Could Movie Create Archery Interest

 

This weekend the West Virginia DNR will stage its annual Archery in Schools State tournament.   Krista Snodgrass who coordinates the program at DNR tells me in the last eight years since the program was created they’ve managed to reach 72,000 West Virginia school children and given them a taste of the bow and arrow.  Such is the point of the program.  

Many of the more than 600 students scheduled to shoot this weekend at the Charleston Civic Center may never have picked up a bow had it not been for the volunteers who get involved in these archery clubs and teams.  

However, if you think kids are getting into archery now–wait until they see the new blockbuster movie "The Hunger Games."    The movie apparently features A LOT of bow and arrow shooting–maybe the most since Robin Hood.  

Admittedly, I haven’t seen the movie or read the books on which it is based.  However, I have read enough reviews and background on the story to realize the bow is a key element.  It’s literally the characters’ lifeline.   A group of kids, age 12 to 18, are hand picked to got into the wilderness, live off the land, and hunt (and sadly kill) each other.    There’s only one winner.

The heroine of the movie is a girl named "Katniss."  She’s from a post-apocalyptic Appalachia and she knows her way around the woods.    You can call it a stereotype if you wish, but a country girl who can shoot is more reality than a made up idea.   I suspect kids, especially girls from rural West Virginia, will identify with "Katniss" and want to emulate her.   It will, at the very least, draw some attention to archery skills.   

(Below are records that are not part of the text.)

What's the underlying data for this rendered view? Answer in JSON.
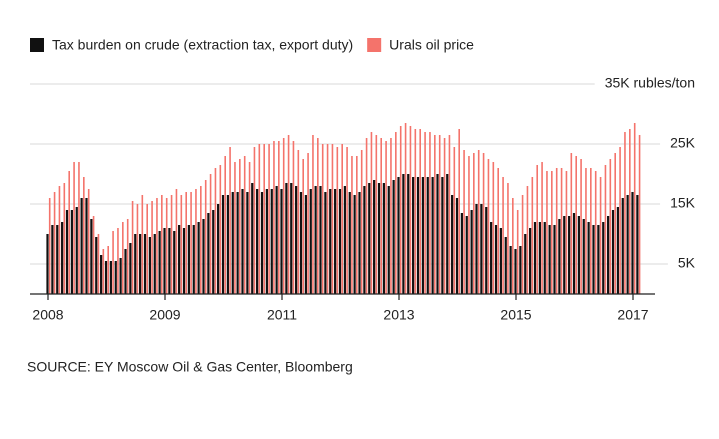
{
  "chart_data": {
    "type": "bar",
    "source": "SOURCE: EY Moscow Oil & Gas Center, Bloomberg",
    "categories": [
      "2008",
      null,
      null,
      null,
      null,
      null,
      null,
      null,
      null,
      null,
      null,
      null,
      null,
      null,
      null,
      null,
      null,
      null,
      null,
      null,
      null,
      null,
      null,
      null,
      "2009",
      null,
      null,
      null,
      null,
      null,
      null,
      null,
      null,
      null,
      null,
      null,
      null,
      null,
      null,
      null,
      null,
      null,
      null,
      null,
      null,
      null,
      null,
      null,
      "2011",
      null,
      null,
      null,
      null,
      null,
      null,
      null,
      null,
      null,
      null,
      null,
      null,
      null,
      null,
      null,
      null,
      null,
      null,
      null,
      null,
      null,
      null,
      null,
      "2013",
      null,
      null,
      null,
      null,
      null,
      null,
      null,
      null,
      null,
      null,
      null,
      null,
      null,
      null,
      null,
      null,
      null,
      null,
      null,
      null,
      null,
      null,
      null,
      "2015",
      null,
      null,
      null,
      null,
      null,
      null,
      null,
      null,
      null,
      null,
      null,
      null,
      null,
      null,
      null,
      null,
      null,
      null,
      null,
      null,
      null,
      null,
      null,
      "2017",
      null
    ],
    "series": [
      {
        "name": "Tax burden on crude (extraction tax, export duty)",
        "color": "#111111",
        "values": [
          10000,
          11500,
          11500,
          12000,
          14000,
          14000,
          14500,
          16000,
          16000,
          12500,
          9500,
          6500,
          5500,
          5500,
          5500,
          6000,
          7500,
          8500,
          10000,
          10000,
          10000,
          9500,
          10000,
          10500,
          11000,
          11000,
          10500,
          11500,
          11000,
          11500,
          11500,
          12000,
          12500,
          13500,
          14000,
          15000,
          16500,
          16500,
          17000,
          17000,
          17500,
          17000,
          18500,
          17500,
          17000,
          17500,
          17500,
          18000,
          17500,
          18500,
          18500,
          18000,
          17000,
          16500,
          17500,
          18000,
          18000,
          17000,
          17500,
          17500,
          17500,
          18000,
          17000,
          16500,
          17000,
          18000,
          18500,
          19000,
          18500,
          18500,
          18000,
          19000,
          19500,
          20000,
          20000,
          19500,
          19500,
          19500,
          19500,
          19500,
          20000,
          19500,
          20000,
          16500,
          16000,
          13500,
          13000,
          14000,
          15000,
          15000,
          14500,
          12000,
          11500,
          11000,
          9500,
          8000,
          7500,
          8000,
          10000,
          11000,
          12000,
          12000,
          12000,
          11500,
          11500,
          12500,
          13000,
          13000,
          13500,
          13000,
          12500,
          12000,
          11500,
          11500,
          12000,
          13000,
          14000,
          14500,
          16000,
          16500,
          17000,
          16500
        ]
      },
      {
        "name": "Urals oil price",
        "color": "#f4736b",
        "values": [
          16000,
          17000,
          18000,
          18500,
          20500,
          22000,
          22000,
          19500,
          17500,
          13000,
          10000,
          7500,
          8000,
          10500,
          11000,
          12000,
          12500,
          15500,
          15000,
          16500,
          15000,
          15500,
          16000,
          16500,
          16000,
          16500,
          17500,
          16500,
          17000,
          17000,
          17500,
          18000,
          19000,
          20000,
          21000,
          21500,
          23000,
          24500,
          22000,
          22500,
          23000,
          22000,
          24500,
          25000,
          25000,
          25000,
          25500,
          25500,
          26000,
          26500,
          25500,
          24000,
          22500,
          23500,
          26500,
          26000,
          25000,
          25000,
          25000,
          24500,
          25000,
          24500,
          23000,
          23000,
          24000,
          26000,
          27000,
          26500,
          26000,
          25500,
          26000,
          27000,
          28000,
          28500,
          28000,
          27500,
          27500,
          27000,
          27000,
          26500,
          26500,
          26000,
          26500,
          24500,
          27500,
          24000,
          23000,
          23500,
          24000,
          23500,
          22500,
          22000,
          21000,
          19500,
          18500,
          16000,
          14000,
          16500,
          18000,
          19500,
          21500,
          22000,
          20500,
          20500,
          21000,
          21000,
          20500,
          23500,
          23000,
          22500,
          21000,
          21000,
          20500,
          19500,
          21500,
          22500,
          23500,
          24500,
          27000,
          27500,
          28500,
          26500
        ]
      }
    ],
    "ylim": [
      0,
      35000
    ],
    "yticks": [
      {
        "value": 5000,
        "label": "5K"
      },
      {
        "value": 15000,
        "label": "15K"
      },
      {
        "value": 25000,
        "label": "25K"
      },
      {
        "value": 35000,
        "label": "35K rubles/ton"
      }
    ],
    "grid": true,
    "legend": "top"
  }
}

It will also likely draw (I hope) some rare positive Hollywood style attention to hunting.   I understand from reading different reviews the players, when they aren’t hunting each other, are in fact hunting animals for food.   "Katniss" is apparently a master hunter and does it as an occupation to sell the meat on the black market.    The United States has apparently gone through a social and economic upheaval and food is scarce.   When the world has gone to hell conservation, hunting license, and game checking tags aren’t considerations.  In fact, I think in the movie regular hunting has been outlawed.  

Since I haven’t seen the movie I have no idea how this story is packaged.   I would hope it shows archery and hunting in a positive light.   It’s certainly an opportunity to showcase hunting as a food source and to let youngsters around the world who’ll flock to the movie there is a connection between the food they eat and the taking of animals.  

I doubt "Hunger Games" will do for bow hunting what "A River Runs Through It" did for fly fishing, but one can hope it does offer positive exposure for the activity to an audience which is rarely reached.  Teens were willing to have their teeth altered to look like a vampire after the "Twilight" movies, why is learning to shoot a bow and arrow after seeing "Hunger Games" such a reach?